Le tems d'un an ou de deux ans, dont le laps donne lieu à la présomption de la loi, se compte du jour du départ du navire, lorsqu'on n'a pas reçu de nouvelles. Si l'on a reçu des nouvelles du navire, le tems ne se compte que du jour où l'on a reçu les dernières.

Il faut non seulement que l'assuré n'ait eu aucune nouvelle de son navire, mais encore que personne n'en ait reçu; car s'il était parvenu des nouvelles du navire, les assureurs seraient en droit d'en argumenter pour combattre la présomption de la loi. Alors, il faut que cette dernière nouvelle soit vera nova, nova justificata.

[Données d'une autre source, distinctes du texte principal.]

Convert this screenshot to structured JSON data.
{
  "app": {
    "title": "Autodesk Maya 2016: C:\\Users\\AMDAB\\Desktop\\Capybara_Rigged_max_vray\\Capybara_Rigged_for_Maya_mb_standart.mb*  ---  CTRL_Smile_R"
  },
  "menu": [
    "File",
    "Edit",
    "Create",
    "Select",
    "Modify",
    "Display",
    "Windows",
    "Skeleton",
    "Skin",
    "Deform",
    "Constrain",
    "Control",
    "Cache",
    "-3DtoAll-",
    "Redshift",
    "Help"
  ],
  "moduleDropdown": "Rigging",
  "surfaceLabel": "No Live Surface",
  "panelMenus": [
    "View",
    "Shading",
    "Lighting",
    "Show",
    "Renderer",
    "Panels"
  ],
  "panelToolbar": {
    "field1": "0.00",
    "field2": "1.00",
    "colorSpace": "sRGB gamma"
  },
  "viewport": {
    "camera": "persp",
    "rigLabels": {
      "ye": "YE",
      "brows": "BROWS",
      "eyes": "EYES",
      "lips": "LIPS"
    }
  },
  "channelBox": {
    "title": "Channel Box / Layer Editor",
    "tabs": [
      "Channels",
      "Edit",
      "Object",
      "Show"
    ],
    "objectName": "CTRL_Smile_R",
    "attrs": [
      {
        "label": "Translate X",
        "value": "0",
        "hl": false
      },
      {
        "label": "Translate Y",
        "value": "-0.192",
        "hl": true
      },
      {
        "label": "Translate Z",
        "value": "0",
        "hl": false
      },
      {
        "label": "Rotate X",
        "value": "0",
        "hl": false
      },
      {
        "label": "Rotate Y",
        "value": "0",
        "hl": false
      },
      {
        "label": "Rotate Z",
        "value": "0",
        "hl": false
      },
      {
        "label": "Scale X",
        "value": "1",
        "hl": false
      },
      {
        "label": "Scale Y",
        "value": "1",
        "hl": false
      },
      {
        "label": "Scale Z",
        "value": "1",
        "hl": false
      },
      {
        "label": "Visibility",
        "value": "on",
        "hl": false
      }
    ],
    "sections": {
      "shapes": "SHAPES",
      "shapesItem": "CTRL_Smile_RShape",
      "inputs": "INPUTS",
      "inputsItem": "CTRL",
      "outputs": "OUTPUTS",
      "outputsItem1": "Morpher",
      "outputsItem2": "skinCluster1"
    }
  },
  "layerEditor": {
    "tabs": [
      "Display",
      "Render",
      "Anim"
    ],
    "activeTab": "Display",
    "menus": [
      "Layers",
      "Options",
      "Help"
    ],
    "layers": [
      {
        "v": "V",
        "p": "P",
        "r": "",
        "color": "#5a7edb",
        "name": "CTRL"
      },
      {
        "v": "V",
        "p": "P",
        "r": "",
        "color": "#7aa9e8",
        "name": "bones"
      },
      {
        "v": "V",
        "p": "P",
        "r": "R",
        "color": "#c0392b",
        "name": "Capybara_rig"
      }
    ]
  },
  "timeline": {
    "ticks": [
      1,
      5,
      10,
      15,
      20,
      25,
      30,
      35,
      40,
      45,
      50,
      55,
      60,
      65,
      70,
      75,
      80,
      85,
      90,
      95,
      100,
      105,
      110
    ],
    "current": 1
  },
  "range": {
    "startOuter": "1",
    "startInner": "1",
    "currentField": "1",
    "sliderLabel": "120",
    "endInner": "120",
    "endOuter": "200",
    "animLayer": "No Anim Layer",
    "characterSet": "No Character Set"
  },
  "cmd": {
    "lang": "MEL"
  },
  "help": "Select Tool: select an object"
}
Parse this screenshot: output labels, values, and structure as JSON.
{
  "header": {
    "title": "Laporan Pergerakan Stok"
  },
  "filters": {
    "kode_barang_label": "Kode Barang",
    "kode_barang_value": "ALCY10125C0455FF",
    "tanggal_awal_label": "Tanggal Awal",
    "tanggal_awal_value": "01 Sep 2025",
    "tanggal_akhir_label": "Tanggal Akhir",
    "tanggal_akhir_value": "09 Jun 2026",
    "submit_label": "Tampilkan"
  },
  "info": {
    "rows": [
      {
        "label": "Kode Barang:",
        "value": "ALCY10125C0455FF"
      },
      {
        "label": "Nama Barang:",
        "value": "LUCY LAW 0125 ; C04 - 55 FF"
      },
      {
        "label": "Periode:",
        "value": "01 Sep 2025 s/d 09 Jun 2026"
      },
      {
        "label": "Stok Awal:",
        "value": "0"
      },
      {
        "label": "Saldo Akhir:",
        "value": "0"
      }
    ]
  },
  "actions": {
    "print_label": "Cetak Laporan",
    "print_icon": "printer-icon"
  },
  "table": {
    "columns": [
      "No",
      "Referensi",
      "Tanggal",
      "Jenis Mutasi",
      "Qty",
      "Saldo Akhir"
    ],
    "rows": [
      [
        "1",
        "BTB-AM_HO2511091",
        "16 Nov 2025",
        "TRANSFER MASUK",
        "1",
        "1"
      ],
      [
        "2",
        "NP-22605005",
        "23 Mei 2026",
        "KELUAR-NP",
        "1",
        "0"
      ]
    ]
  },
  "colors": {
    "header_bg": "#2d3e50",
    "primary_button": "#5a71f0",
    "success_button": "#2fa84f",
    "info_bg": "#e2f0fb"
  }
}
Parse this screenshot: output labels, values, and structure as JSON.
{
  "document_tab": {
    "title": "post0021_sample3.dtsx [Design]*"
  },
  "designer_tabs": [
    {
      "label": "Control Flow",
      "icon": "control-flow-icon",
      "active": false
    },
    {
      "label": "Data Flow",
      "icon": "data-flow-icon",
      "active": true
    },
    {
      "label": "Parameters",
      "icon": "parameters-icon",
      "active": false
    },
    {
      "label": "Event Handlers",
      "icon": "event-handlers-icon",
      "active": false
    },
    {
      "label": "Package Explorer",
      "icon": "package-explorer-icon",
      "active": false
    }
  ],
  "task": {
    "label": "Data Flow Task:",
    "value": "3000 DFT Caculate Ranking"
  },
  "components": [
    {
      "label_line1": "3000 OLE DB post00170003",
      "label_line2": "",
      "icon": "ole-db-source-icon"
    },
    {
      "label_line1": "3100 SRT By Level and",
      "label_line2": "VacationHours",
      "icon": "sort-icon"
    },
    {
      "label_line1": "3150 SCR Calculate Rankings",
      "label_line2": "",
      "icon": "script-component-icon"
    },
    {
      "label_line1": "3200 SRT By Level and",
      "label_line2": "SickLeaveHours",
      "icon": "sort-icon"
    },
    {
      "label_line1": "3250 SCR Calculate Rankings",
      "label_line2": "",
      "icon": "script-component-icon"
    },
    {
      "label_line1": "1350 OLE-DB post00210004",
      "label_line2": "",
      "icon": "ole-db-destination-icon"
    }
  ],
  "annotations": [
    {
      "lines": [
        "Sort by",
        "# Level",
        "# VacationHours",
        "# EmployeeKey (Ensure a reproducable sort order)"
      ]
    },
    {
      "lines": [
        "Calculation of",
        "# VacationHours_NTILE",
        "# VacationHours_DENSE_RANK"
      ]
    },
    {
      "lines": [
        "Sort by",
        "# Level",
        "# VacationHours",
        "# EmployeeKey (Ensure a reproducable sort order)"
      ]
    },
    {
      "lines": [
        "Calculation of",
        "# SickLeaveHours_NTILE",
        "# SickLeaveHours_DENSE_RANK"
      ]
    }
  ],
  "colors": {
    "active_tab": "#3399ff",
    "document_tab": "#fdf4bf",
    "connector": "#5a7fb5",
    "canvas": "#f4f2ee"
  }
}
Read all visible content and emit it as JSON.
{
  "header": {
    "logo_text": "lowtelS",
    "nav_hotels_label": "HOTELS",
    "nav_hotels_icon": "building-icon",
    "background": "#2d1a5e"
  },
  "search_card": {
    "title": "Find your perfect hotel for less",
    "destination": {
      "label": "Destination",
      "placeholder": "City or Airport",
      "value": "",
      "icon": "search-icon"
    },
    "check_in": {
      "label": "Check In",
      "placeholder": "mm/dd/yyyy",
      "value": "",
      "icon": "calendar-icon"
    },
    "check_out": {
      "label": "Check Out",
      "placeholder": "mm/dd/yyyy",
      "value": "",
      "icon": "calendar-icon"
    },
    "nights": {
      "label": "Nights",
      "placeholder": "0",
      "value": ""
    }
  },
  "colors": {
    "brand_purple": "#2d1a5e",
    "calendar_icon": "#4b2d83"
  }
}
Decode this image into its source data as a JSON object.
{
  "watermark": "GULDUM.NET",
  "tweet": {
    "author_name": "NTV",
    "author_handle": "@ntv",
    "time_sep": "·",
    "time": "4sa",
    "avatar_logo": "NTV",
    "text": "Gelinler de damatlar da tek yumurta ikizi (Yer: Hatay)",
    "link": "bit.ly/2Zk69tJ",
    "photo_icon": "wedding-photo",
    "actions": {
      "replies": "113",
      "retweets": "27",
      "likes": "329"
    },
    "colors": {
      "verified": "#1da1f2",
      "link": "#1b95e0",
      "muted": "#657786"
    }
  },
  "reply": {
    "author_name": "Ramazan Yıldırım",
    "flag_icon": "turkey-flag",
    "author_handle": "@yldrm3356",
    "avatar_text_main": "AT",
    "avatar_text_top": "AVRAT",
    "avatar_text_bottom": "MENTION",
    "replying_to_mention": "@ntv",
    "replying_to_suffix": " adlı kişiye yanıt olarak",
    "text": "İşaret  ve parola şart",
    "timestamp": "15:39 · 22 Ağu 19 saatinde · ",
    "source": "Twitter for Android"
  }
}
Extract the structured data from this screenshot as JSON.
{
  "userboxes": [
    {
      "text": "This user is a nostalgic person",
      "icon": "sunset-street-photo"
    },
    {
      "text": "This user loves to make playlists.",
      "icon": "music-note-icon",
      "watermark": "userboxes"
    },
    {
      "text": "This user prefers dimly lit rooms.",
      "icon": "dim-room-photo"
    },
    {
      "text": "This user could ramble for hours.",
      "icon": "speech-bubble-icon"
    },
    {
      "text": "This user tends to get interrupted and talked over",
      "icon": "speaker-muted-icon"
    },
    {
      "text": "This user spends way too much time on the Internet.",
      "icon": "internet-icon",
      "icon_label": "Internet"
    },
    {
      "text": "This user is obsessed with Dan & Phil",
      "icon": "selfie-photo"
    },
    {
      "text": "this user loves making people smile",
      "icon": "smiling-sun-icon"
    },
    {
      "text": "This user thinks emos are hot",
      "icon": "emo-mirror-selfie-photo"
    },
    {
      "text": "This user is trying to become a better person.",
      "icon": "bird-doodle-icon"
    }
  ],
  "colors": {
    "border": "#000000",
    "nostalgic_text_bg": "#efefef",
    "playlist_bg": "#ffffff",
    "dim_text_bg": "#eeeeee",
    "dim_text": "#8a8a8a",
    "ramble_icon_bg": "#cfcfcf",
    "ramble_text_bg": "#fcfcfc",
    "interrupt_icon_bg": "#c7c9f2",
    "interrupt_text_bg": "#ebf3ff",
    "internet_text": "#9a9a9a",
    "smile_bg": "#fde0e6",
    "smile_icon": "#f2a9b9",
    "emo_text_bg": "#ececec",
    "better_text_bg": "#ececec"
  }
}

Il faut, dit Valin, qu'elle ne soit pas suspecte. Voyez Valin sur l'art. 58, titre des assurances, de l'Ordonnance, et Pothier, titre des assurances, no. 122 et 123 ).

Dès que l'année ou les deux années nécessaires pour la présomption légale sont expirées, le droit de l'assuré est ouvert; il peut faire le délaissement. Cependant, il doit agir dans les délais établis par l'art. 373 du Code de commerce, après lesquels il ne sera plus recevable. Mais comment appliquer les dispositions de l'art. 373? Le délai fixé par cet article se calcule à raison de la distance du lieu de la perte; mais ici ce lieu est inconnu, puisque le navire n'a pas donné de ses nouvelles. Dans ce cas, il paraît convenable et juste de s'arrêter au lieu d'où le navire est parti, ou d'où le bâtiment a envoyé ses dernières nouvelles, parce que la perte du navire se rapporte à ce même jour du départ ou des dernières nouvelles, à l'exemple de l'absent, dont on prend l'héritier au jour des dernières nouvelles. (Art. 120 du Code civil). Ainsi, par exemple, ces dernières nouvelles sont-elles parties d'un port d'Europe? Le délai sera de six mois. Viennent-elles de l'une des colonies des Indes occidentales? Le délai sera d'un an. D'une côte des Indes orientales? Il sera de deux ans.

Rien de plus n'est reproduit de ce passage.